I remembered this scene today while I was talking to my friend Rocky* about our friend Veronica’s* current relationship. I was expressing a few things that were bothering me about it, nitpicking at the things that have bothered me when she was in previous relationships and continue to bother me now. Rocky gently reminded me that Veronica doesn’t have it all figured out yet, and she pointed out that neither do I. I’d somehow expected Veronica to learn all that there is to learn about relationships between the one she was in last and the one she is in now, but the only thing that has really changed is that we’re not in college anymore.

We might be in the “real” world now, where when we meet someone we like, there’s nothing standing between us and “forever;” no more summer vacations to force our boyfriends and us apart, no worry about the impending relationship-breaking doom of graduation.
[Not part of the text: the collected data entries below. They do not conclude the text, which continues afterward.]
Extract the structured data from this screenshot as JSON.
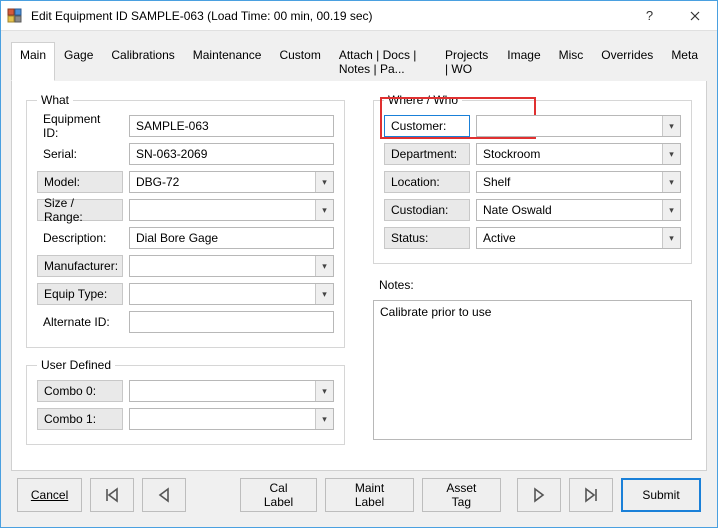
{
  "titlebar": {
    "title": "Edit Equipment ID SAMPLE-063 (Load Time: 00 min, 00.19 sec)"
  },
  "tabs": [
    "Main",
    "Gage",
    "Calibrations",
    "Maintenance",
    "Custom",
    "Attach | Docs | Notes | Pa...",
    "Projects | WO",
    "Image",
    "Misc",
    "Overrides",
    "Meta"
  ],
  "what": {
    "legend": "What",
    "equipment_id": {
      "label": "Equipment ID:",
      "value": "SAMPLE-063"
    },
    "serial": {
      "label": "Serial:",
      "value": "SN-063-2069"
    },
    "model": {
      "label": "Model:",
      "value": "DBG-72"
    },
    "size_range": {
      "label": "Size / Range:",
      "value": ""
    },
    "description": {
      "label": "Description:",
      "value": "Dial Bore Gage"
    },
    "manufacturer": {
      "label": "Manufacturer:",
      "value": ""
    },
    "equip_type": {
      "label": "Equip Type:",
      "value": ""
    },
    "alternate_id": {
      "label": "Alternate ID:",
      "value": ""
    }
  },
  "user_defined": {
    "legend": "User Defined",
    "combo0": {
      "label": "Combo 0:",
      "value": ""
    },
    "combo1": {
      "label": "Combo 1:",
      "value": ""
    }
  },
  "where": {
    "legend": "Where / Who",
    "customer": {
      "label": "Customer:",
      "value": ""
    },
    "department": {
      "label": "Department:",
      "value": "Stockroom"
    },
    "location": {
      "label": "Location:",
      "value": "Shelf"
    },
    "custodian": {
      "label": "Custodian:",
      "value": "Nate Oswald"
    },
    "status": {
      "label": "Status:",
      "value": "Active"
    }
  },
  "notes": {
    "label": "Notes:",
    "value": "Calibrate prior to use"
  },
  "footer": {
    "cancel": "Cancel",
    "cal_label": "Cal Label",
    "maint_label": "Maint Label",
    "asset_tag": "Asset Tag",
    "submit": "Submit"
  }
}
Now we’re in the time when people date often for the sole purpose of settling down. But, instead of floating along, it’s like we’re in the deep end of the pool, desperately trying to touch the bottom. There’s no longer anything to hold onto. No obstacles, no problem, right? Not at all. The relationship hang-ups we had in college are still hang-ups; insecurities are still insecurities. Only the setting has changed.

On Buffy, heroes aren’t always righteous and villains aren’t always obvious, love isn’t always loving, and relationships don’t magically get easier as you grow up. Joss Whedon knew that just because Buffy saved the world for the last time and could settle down in a relationship didn’t mean she should, or would be able to.

Why did I find it so compelling when Buffy said she wasn’t done growing up and figuring out relationships, and yet I expected my own flesh-and-blood best friend to have it all figured out? The truth is, now that I am out here, living in this world, things aren’t as cut and dry as I want to believe. People don’t suddenly learn lessons or change their ways. And my best friend’s relationships aren’t going to change just because they should.

After all, there is a lot of work that goes into a perfectly baked cookie.